I am all for a coalition, but this looks odd at best and may easily backfire. If they are assigning themselves to be Google's representatives on the matter, then Google will have no choice but to distantiate from this entity, and this will inevitably be picked up by the media as "Google breaks away from anti-SOPA coalition."


When I read about this "Nuclear Option", I can't help but feel that it is nothing more than a PR ploy. How much money would be lost by companies like Amazon, Google, etc. by shutting their sites down for even a single day? Even more, this sort of stunt would be a Customer support nightmare for any of these companies. Though an interesting threat, it comes off as completely impractical from every angle.

If they lose less money than they would stand to lose should SOPA pass, it's a wise move.

Plus they obviously wont pull down paid services like google apps or AWS, etc.

But why not? I mean if this bill is really passing, like everyone claims, then where is the official information on how the actual language of the bill "changes the internet " as we know it.. I hate SOPA but it does not seem like anybody is doing anything to really stop it. I mean Google, Facebook, etc should stop all activity, shut down for a month and use all its resources to fight this thing with speeches, commercials, cold calling, blah , blah, blah.. If nobody does that then they really don't care or this bill is not as bad as they (Google,FB,etc) say it is.

That's the equivalent of USA blowing up an USA base with nuclear bombs to defend against the invaders. Please take it to them, blow up the invaders in their own bases.

Instead, promote Internet Freedom to replace and outlaw SOPA, DMCA, PROTECT-IP, COICA, CEST, OPENA, ACTA and more.

The pacifist nature of the SOPA movement sucks because it targets one bill, when there's a tsunami of anti-Internet bills.

A scorched earth policy like you describe is bad for both sides, but sometimes the only viable option. Russia used it to thwart both Napoleon and Hitler

FWIW, OpenDNS will not ever shut down our service and I doubt most of those other sites will either.

I keep seeing this "nuclear option" story and it's annoying. We will keep fighting against SOPA, but we won't shut down our service in protest, that would be far worse (and not effective).

They shouldn't do a blackout, they should "flag" links to/pages/accounts of politicians who hasn't pledged opposition to SOPA. If they are in favour of destroying the Internet, they shouldn't enjoy the privilege of having Google and Facebook assist their campaigns.
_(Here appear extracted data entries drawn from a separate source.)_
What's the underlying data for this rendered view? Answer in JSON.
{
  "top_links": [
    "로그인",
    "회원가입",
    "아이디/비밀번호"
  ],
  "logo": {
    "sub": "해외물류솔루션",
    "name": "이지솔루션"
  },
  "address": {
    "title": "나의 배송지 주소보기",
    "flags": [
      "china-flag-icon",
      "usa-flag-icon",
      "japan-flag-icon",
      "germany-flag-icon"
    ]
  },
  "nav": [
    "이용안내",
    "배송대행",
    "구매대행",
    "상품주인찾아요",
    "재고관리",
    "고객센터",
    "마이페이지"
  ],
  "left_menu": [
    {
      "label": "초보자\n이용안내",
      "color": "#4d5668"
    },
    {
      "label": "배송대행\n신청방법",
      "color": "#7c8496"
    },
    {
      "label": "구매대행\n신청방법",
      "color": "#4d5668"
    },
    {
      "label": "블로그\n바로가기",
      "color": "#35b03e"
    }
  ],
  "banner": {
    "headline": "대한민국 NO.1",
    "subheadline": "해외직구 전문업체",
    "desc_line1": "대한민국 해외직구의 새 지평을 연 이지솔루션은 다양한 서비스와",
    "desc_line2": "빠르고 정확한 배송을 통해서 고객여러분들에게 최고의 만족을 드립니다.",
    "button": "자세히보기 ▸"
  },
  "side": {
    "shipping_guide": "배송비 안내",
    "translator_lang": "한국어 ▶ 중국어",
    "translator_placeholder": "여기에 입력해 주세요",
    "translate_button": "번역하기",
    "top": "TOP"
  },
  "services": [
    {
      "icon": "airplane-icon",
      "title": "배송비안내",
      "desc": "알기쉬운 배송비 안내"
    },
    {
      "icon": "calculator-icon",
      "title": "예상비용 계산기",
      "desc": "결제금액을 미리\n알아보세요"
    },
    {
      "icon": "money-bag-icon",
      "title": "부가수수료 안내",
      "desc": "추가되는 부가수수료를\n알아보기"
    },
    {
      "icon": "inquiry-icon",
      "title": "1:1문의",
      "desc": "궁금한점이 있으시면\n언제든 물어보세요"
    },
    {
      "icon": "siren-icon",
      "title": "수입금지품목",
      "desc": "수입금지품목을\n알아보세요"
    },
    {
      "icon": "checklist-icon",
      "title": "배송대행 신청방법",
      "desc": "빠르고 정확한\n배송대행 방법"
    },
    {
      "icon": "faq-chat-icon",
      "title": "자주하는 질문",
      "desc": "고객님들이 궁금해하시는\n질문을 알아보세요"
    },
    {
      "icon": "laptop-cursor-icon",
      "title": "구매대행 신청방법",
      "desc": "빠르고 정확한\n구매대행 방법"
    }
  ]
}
No, they should do a blackout.

I, for one, would love to see a day (1) without Google. Almost like a moment of silence to realize how far the internet has come since '96. Would bing suddenly gain mass users? Would we rediscover dogpile?

I really don't think this will work because the Government will see it for the empty threat that it truly is.
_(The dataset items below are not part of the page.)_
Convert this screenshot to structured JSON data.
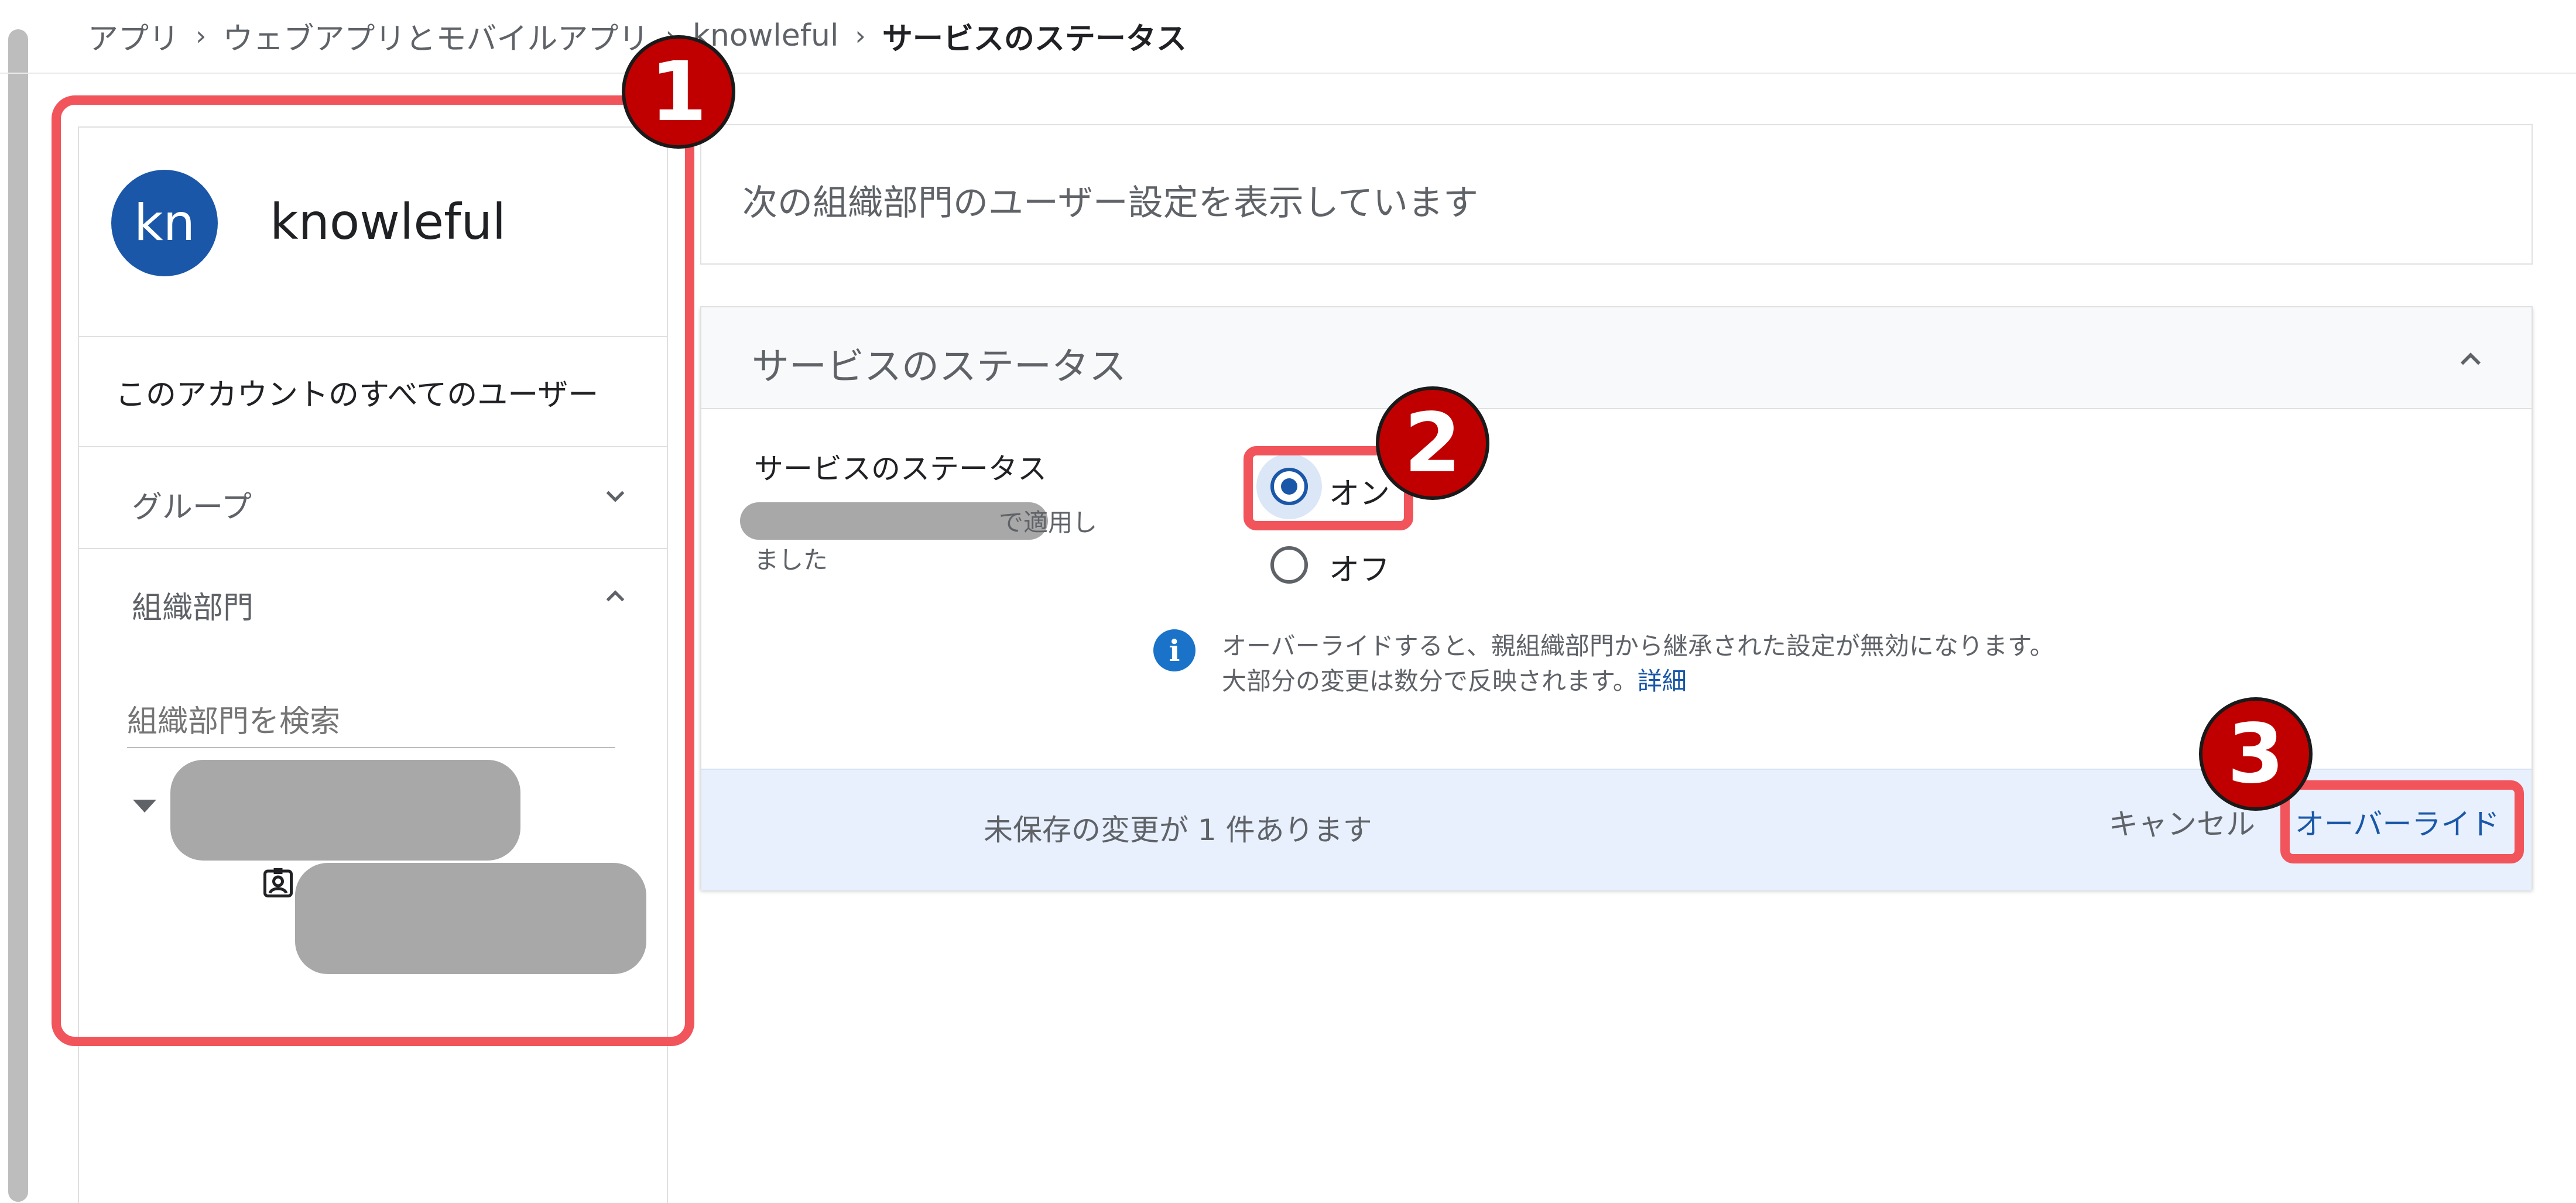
{
  "breadcrumb": {
    "items": [
      "アプリ",
      "ウェブアプリとモバイルアプリ",
      "knowleful"
    ],
    "current": "サービスのステータス"
  },
  "sidebar": {
    "avatar_initials": "kn",
    "org_name": "knowleful",
    "all_users": "このアカウントのすべてのユーザー",
    "groups_label": "グループ",
    "org_units_label": "組織部門",
    "search_placeholder": "組織部門を検索"
  },
  "main": {
    "info_banner": "次の組織部門のユーザー設定を表示しています",
    "section_title": "サービスのステータス",
    "setting_label": "サービスのステータス",
    "applied_text": "で適用し",
    "applied_text2": "ました",
    "options": {
      "on": "オン",
      "off": "オフ"
    },
    "selected_option": "on",
    "info_line1": "オーバーライドすると、親組織部門から継承された設定が無効になります。",
    "info_line2": "大部分の変更は数分で反映されます。",
    "info_link": "詳細"
  },
  "footer": {
    "unsaved": "未保存の変更が 1 件あります",
    "cancel": "キャンセル",
    "override": "オーバーライド"
  },
  "annotations": {
    "badge1": "1",
    "badge2": "2",
    "badge3": "3"
  },
  "colors": {
    "annotation": "#f2545b",
    "badge": "#c00000",
    "primary": "#1a57a8",
    "footer_bg": "#e8f0fe"
  }
}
A Google or a Facebook prove they have the guts to throw their off-switch for anyone to take this seriously.

The goal is to raise awareness. For example, every cable news program in America would cover it as one of the day's top stories. You can't buy that with money.

Technically you could, but you'd need lots and lots of money.

I'm guessing it would be on par with the money they'd lose being offline for even a day.

They could also just block all SOPA voters from access to there services. Most of the pro-SOPA companies have knows IP-ranges.

Instead of a blackout, why not have a period of "IPV6" only?

Because combining two unrelated ideas is confusing (e.g. it would lead people to the false belief that upgrading to IPv6 will negate the effects of SOPA).